13. Trustworthy AI Through Dual-Role Reasoning: Ethical, Legal, and Psychological Internal Critique

Authors: Chengheng Li Chen, Antonio Lobo Santos, Marc Serramià Amorós and Maite López Sánchez

Abstract:

Despite advances in Large Language Model alignment, existing methods primarily optimize final outputs while neglecting internal reasoning processes.
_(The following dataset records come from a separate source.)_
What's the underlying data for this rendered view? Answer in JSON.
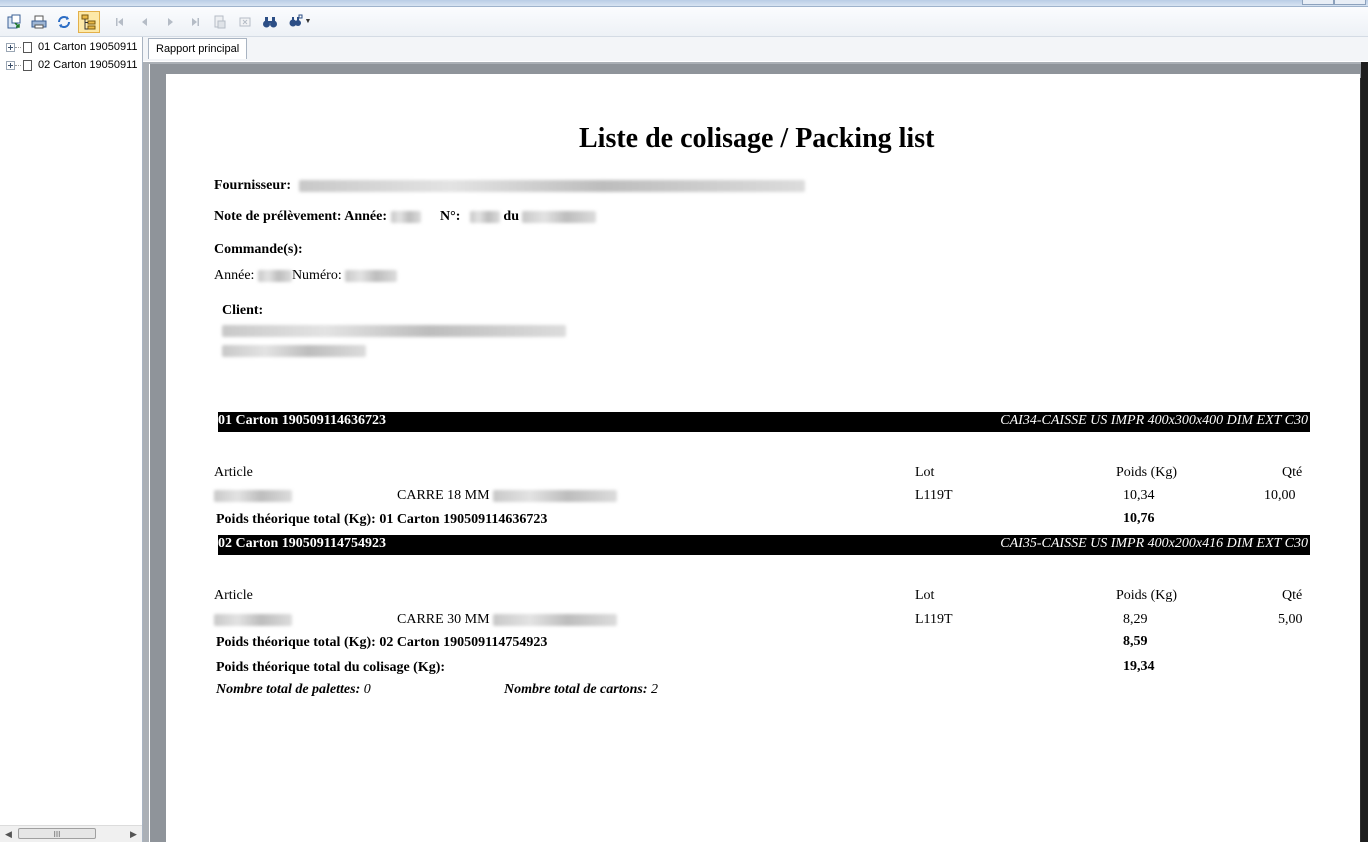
{
  "window": {
    "tab_label": "Rapport principal"
  },
  "tree": {
    "items": [
      {
        "label": "01 Carton 19050911"
      },
      {
        "label": "02 Carton 19050911"
      }
    ],
    "scroll_grip": "III"
  },
  "toolbar": {
    "icons": [
      "export-icon",
      "print-icon",
      "refresh-icon",
      "tree-toggle-icon",
      "first-page-icon",
      "prev-page-icon",
      "next-page-icon",
      "last-page-icon",
      "goto-page-icon",
      "close-icon",
      "find-icon",
      "zoom-icon"
    ]
  },
  "report": {
    "title": "Liste de colisage / Packing list",
    "supplier_label": "Fournisseur:",
    "note_label": "Note de prélèvement:",
    "annee_label": "Année:",
    "no_label": "N°:",
    "du_label": "du",
    "orders_label": "Commande(s):",
    "order_annee_label": "Année:",
    "order_numero_label": "Numéro:",
    "client_label": "Client:",
    "col_article": "Article",
    "col_lot": "Lot",
    "col_poids": "Poids (Kg)",
    "col_qte": "Qté",
    "cartons": [
      {
        "header": "01 Carton 190509114636723",
        "box_type": "CAI34-CAISSE US IMPR 400x300x400 DIM EXT C30",
        "line_desc": "CARRE 18 MM",
        "lot": "L119T",
        "poids": "10,34",
        "qte": "10,00",
        "total_label": "Poids théorique total (Kg): 01 Carton 190509114636723",
        "total_value": "10,76"
      },
      {
        "header": "02 Carton 190509114754923",
        "box_type": "CAI35-CAISSE US IMPR 400x200x416 DIM EXT C30",
        "line_desc": "CARRE 30 MM",
        "lot": "L119T",
        "poids": "8,29",
        "qte": "5,00",
        "total_label": "Poids théorique total (Kg): 02 Carton 190509114754923",
        "total_value": "8,59"
      }
    ],
    "grand_total_label": "Poids théorique total du colisage (Kg):",
    "grand_total_value": "19,34",
    "pallets_label": "Nombre total de palettes:",
    "pallets_value": "0",
    "cartons_label": "Nombre total de cartons:",
    "cartons_value": "2"
  }
}
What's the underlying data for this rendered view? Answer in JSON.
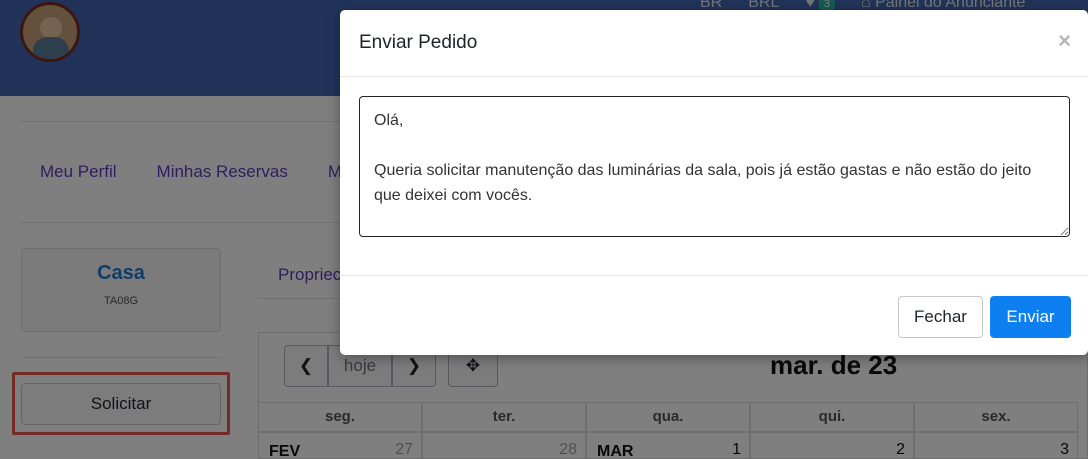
{
  "topbar": {
    "nav_items": [
      "BR",
      "BRL"
    ],
    "badge_count": "3",
    "advertiser_panel": "Painel do Anunciante"
  },
  "menu": {
    "items": [
      "Meu Perfil",
      "Minhas Reservas",
      "M"
    ]
  },
  "property": {
    "name": "Casa",
    "code": "TA08G",
    "request_button": "Solicitar",
    "tab_label": "Propriec"
  },
  "calendar": {
    "today_label": "hoje",
    "title": "mar. de 23",
    "weekdays": [
      "seg.",
      "ter.",
      "qua.",
      "qui.",
      "sex."
    ],
    "first_row": [
      {
        "month": "FEV",
        "day": "27"
      },
      {
        "month": "",
        "day": "28"
      },
      {
        "month": "MAR",
        "day": "1"
      },
      {
        "month": "",
        "day": "2"
      },
      {
        "month": "",
        "day": "3"
      }
    ]
  },
  "modal": {
    "title": "Enviar Pedido",
    "close_symbol": "×",
    "message": "Olá,\n\nQueria solicitar manutenção das luminárias da sala, pois já estão gastas e não estão do jeito que deixei com vocês.",
    "close_button": "Fechar",
    "send_button": "Enviar"
  },
  "colors": {
    "topbar": "#4267b2",
    "primary_button": "#0d7ff0",
    "highlight_frame": "#e8544b",
    "link": "#5b3fbd",
    "property_title": "#1f78d1"
  },
  "icons": [
    "close-icon",
    "chevron-left-icon",
    "chevron-right-icon",
    "move-icon",
    "home-icon",
    "resize-handle-icon"
  ]
}
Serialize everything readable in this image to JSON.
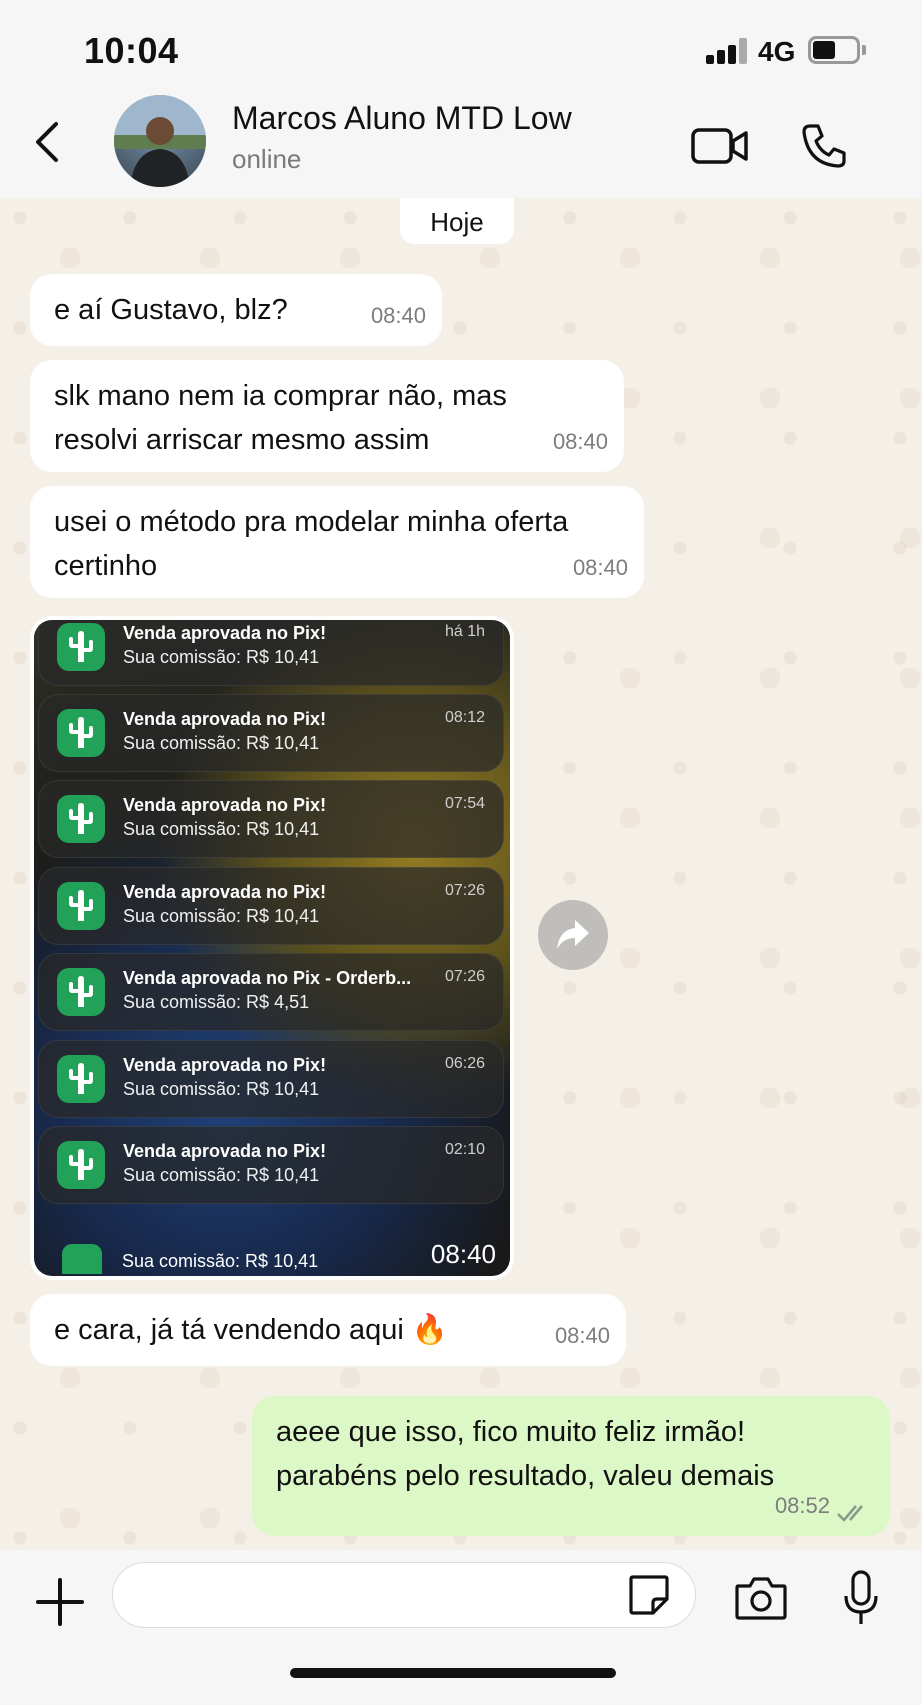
{
  "status_bar": {
    "time": "10:04",
    "network": "4G"
  },
  "header": {
    "contact_name": "Marcos Aluno MTD Low",
    "status": "online"
  },
  "date_divider": "Hoje",
  "messages": [
    {
      "text": "e aí Gustavo, blz?",
      "time": "08:40",
      "direction": "incoming"
    },
    {
      "text": "slk mano nem ia comprar não, mas resolvi arriscar mesmo assim",
      "time": "08:40",
      "direction": "incoming"
    },
    {
      "text": "usei o método pra modelar minha oferta certinho",
      "time": "08:40",
      "direction": "incoming"
    },
    {
      "text": "e cara, já tá vendendo aqui 🔥",
      "time": "08:40",
      "direction": "incoming"
    },
    {
      "text": "aeee que isso, fico muito feliz irmão! parabéns pelo resultado, valeu demais",
      "time": "08:52",
      "direction": "outgoing",
      "read": true
    }
  ],
  "image_message": {
    "time": "08:40",
    "notifications": [
      {
        "title": "Venda aprovada no Pix!",
        "body": "Sua comissão: R$ 10,41",
        "time": "há 1h"
      },
      {
        "title": "Venda aprovada no Pix!",
        "body": "Sua comissão: R$ 10,41",
        "time": "08:12"
      },
      {
        "title": "Venda aprovada no Pix!",
        "body": "Sua comissão: R$ 10,41",
        "time": "07:54"
      },
      {
        "title": "Venda aprovada no Pix!",
        "body": "Sua comissão: R$ 10,41",
        "time": "07:26"
      },
      {
        "title": "Venda aprovada no Pix - Orderb...",
        "body": "Sua comissão: R$ 4,51",
        "time": "07:26"
      },
      {
        "title": "Venda aprovada no Pix!",
        "body": "Sua comissão: R$ 10,41",
        "time": "06:26"
      },
      {
        "title": "Venda aprovada no Pix!",
        "body": "Sua comissão: R$ 10,41",
        "time": "02:10"
      }
    ],
    "partial_bottom_text": "Sua comissão: R$ 10,41"
  },
  "colors": {
    "incoming_bubble": "#ffffff",
    "outgoing_bubble": "#dcf8c6",
    "app_icon_green": "#22a259",
    "chat_bg": "#f4efe7"
  }
}
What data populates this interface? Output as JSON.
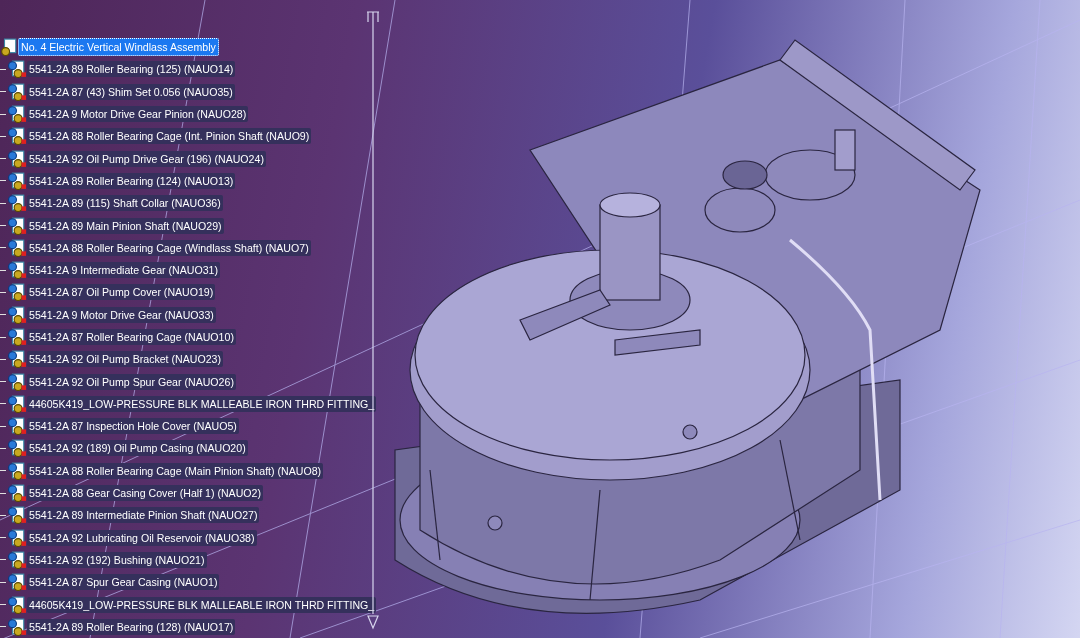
{
  "tree": {
    "label": "No. 4 Electric Vertical Windlass Assembly",
    "selected": true,
    "children": [
      {
        "label": "5541-2A 89 Roller Bearing (125) (NAUO14)",
        "selected": false
      },
      {
        "label": "5541-2A 87 (43) Shim Set 0.056 (NAUO35)",
        "selected": false
      },
      {
        "label": "5541-2A 9 Motor Drive Gear Pinion (NAUO28)",
        "selected": false
      },
      {
        "label": "5541-2A 88 Roller Bearing Cage (Int. Pinion Shaft (NAUO9)",
        "selected": false
      },
      {
        "label": "5541-2A 92 Oil Pump Drive Gear (196) (NAUO24)",
        "selected": false
      },
      {
        "label": "5541-2A 89 Roller Bearing (124) (NAUO13)",
        "selected": false
      },
      {
        "label": "5541-2A 89 (115) Shaft Collar (NAUO36)",
        "selected": false
      },
      {
        "label": "5541-2A 89 Main Pinion Shaft (NAUO29)",
        "selected": false
      },
      {
        "label": "5541-2A 88 Roller Bearing Cage (Windlass Shaft) (NAUO7)",
        "selected": false
      },
      {
        "label": "5541-2A 9 Intermediate Gear (NAUO31)",
        "selected": false
      },
      {
        "label": "5541-2A 87 Oil Pump Cover (NAUO19)",
        "selected": false
      },
      {
        "label": "5541-2A 9 Motor Drive Gear (NAUO33)",
        "selected": false
      },
      {
        "label": "5541-2A 87 Roller Bearing Cage (NAUO10)",
        "selected": false
      },
      {
        "label": "5541-2A 92 Oil Pump Bracket (NAUO23)",
        "selected": false
      },
      {
        "label": "5541-2A 92 Oil Pump Spur Gear (NAUO26)",
        "selected": false
      },
      {
        "label": "44605K419_LOW-PRESSURE BLK MALLEABLE IRON THRD FITTING_",
        "selected": false
      },
      {
        "label": "5541-2A 87 Inspection Hole Cover (NAUO5)",
        "selected": false
      },
      {
        "label": "5541-2A 92 (189) Oil Pump Casing (NAUO20)",
        "selected": false
      },
      {
        "label": "5541-2A 88 Roller Bearing Cage (Main Pinion Shaft) (NAUO8)",
        "selected": false
      },
      {
        "label": "5541-2A 88 Gear Casing Cover (Half 1) (NAUO2)",
        "selected": false
      },
      {
        "label": "5541-2A 89 Intermediate Pinion Shaft (NAUO27)",
        "selected": false
      },
      {
        "label": "5541-2A 92 Lubricating Oil Reservoir (NAUO38)",
        "selected": false
      },
      {
        "label": "5541-2A 92 (192) Bushing (NAUO21)",
        "selected": false
      },
      {
        "label": "5541-2A 87 Spur Gear Casing (NAUO1)",
        "selected": false
      },
      {
        "label": "44605K419_LOW-PRESSURE BLK MALLEABLE IRON THRD FITTING_",
        "selected": false
      },
      {
        "label": "5541-2A 89 Roller Bearing (128) (NAUO17)",
        "selected": false
      }
    ]
  }
}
We introduce dual-role reasoning: models first produce responses as helpful assistants, then assume critical evaluator roles guided by legal, ethical, and psychological theories. Evaluation across six models reveals a fundamental paradox in this method. Theory-guided critique mechanisms exhibit pronounced task-specificity, where identical reasoning processes yield opposing outcomes across different contexts. Most critically, we observe systematic overcorrection where models abandon contextually-supported inferences in favor of inappropriate neutrality, where the same skeptical mechanisms that enhance factual accuracy by 6.12% on truthfulness simultaneously degrade contextual reasoning by 6.10% on bias detection. Adversarial robustness evaluations demonstrate consistent benefits, with theory-guided approaches reducing attack success rates by 15-25 percentage points relative to simple reflection. However, effectiveness varies across architectures, with the Llama 4 family showing particularly strong responsiveness. These findings indicate that dual-role reasoning may require task-conditional theory selection rather than universal application, though it shows consistent benefits for adversarial robustness across all conditions.